Tuesday, June 07, 2011

Houghton Responds to Buce on Mau-rice

Good, he followed through: Ken  Houghton is up with his promised post undertaking to show how and why I was too kind to Maurice (don't call him "Mo") Greenberg in my (re)telling the story of the debacle that is AIG.  Houghton's is a fascinating post and is worth your time and effort whether or not you read my original (which is here).    I can be magnanimous not least because I really don't have a dog in the fight: I was retailing what I read in Roddy Boyd's absorbing account of the debacle, and my account possibly be any more accurate than Doyle's.  As to Greenberg himself, it's clear that Houghton entertains, as the late Speaker John McCormack said about a political foe "a minimum high regard for the man."  Yet here is the oddity: on the issue of Greenberg's role in the crisis, I'm really not sure there is all that much real estate between us.   Houghton and I agree that AIG probably would have hit the skids whether or not Eliot Spitzer had attacked.  It might be that I was too credulous in falling for the line about Greenberg's management skills.  Yet the fact is, as Boyd makes clear, the bolts were loose and the wheels were beginning to wobble long before Spitzer made his move--and indeed it was precisely because he scented weakness that Spitzer figured he could move in for a cost-effective kill.
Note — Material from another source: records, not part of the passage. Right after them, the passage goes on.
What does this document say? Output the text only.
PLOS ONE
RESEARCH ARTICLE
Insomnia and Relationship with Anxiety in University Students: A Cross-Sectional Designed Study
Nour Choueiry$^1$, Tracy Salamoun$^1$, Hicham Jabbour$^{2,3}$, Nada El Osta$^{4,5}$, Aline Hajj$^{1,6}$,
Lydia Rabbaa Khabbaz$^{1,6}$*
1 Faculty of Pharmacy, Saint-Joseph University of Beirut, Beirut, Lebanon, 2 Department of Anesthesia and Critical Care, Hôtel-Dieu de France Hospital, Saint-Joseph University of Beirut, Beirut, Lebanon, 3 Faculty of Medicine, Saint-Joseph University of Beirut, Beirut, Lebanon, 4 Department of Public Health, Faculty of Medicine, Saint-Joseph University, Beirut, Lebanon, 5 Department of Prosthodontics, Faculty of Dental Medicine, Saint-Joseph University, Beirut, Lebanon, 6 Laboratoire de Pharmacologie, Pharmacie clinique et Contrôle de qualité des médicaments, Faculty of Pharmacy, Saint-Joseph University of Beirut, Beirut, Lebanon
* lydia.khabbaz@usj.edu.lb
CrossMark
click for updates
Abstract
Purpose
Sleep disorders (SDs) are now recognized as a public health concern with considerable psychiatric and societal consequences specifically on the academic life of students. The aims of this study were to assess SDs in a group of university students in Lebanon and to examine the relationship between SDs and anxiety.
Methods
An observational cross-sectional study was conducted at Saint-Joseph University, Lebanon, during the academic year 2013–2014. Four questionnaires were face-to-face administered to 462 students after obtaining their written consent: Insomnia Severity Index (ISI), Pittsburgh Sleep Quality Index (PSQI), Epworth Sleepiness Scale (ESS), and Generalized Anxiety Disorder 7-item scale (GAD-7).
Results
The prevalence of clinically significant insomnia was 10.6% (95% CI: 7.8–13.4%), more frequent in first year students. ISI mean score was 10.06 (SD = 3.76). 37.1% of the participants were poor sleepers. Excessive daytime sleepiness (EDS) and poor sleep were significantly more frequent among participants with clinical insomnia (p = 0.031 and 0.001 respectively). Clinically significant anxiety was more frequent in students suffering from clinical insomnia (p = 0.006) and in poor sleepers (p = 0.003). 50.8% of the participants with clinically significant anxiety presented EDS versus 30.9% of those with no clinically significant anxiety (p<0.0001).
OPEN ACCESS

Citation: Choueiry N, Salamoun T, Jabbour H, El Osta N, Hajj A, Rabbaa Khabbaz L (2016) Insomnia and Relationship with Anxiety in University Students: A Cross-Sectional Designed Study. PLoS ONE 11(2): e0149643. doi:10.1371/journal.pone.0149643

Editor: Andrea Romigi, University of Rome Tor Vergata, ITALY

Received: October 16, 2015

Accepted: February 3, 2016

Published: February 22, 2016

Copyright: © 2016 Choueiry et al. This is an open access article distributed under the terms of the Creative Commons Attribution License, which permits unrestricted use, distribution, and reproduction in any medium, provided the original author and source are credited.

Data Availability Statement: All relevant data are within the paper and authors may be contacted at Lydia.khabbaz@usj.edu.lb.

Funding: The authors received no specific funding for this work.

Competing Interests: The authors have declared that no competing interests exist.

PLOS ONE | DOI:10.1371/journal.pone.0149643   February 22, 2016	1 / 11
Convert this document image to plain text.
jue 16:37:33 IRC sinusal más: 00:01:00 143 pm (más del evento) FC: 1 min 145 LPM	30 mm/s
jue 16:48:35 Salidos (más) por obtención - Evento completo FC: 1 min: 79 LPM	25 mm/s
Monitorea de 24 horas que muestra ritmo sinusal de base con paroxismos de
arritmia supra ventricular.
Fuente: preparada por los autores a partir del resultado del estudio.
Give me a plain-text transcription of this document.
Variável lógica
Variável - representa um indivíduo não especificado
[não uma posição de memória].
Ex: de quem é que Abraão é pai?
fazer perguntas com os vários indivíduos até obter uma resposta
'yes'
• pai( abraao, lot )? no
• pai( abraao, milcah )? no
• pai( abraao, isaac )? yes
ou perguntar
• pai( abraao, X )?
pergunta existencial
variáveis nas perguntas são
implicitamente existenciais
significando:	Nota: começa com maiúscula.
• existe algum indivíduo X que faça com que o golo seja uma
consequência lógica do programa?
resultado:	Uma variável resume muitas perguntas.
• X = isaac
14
I don't think there can be any doubt that Boyd was impressed by Greenberg's apparent skill at his job.  One thing I guess everybody agrees on is that Greenberg was an obsessive detail oriented workaholic.  I'd have to concede that if he was successful in his detail-oriented workaholism, he was as kind of an outlier: detail obsession is the one thing you are not supposed to do as a top manager:  you are supposed to know how to identify people you can trust, and farm things out.  Obsession about detail also leaves the obsessive and his company vulnerable to one phenomenon that clearly did overtake AIG on Greenberg's departure: a gaping, yawning, black hole, with nobody who can fill it ("what is the combination to the paper clip vault?"--"I don't know, Maurice had it memorized").   And indeed if there is one important charge on which Greenberg seems clearly culpable, it is in allowing AIG to wind up with the man they chose as Greenberg's successor--a glorified insurance salesman who seems to have been utterly out of his depth in the management suite.  Dogged loyalty may be a promising route to the front office but it makes for a black mark against anybody that lets it happen.

Anyway, at the end of the day we are still at wouldacouldashoulda, but at the end of the day there is one point on which Houghton and I seem to agree: Spitzer or no, it probably would have happened anyway.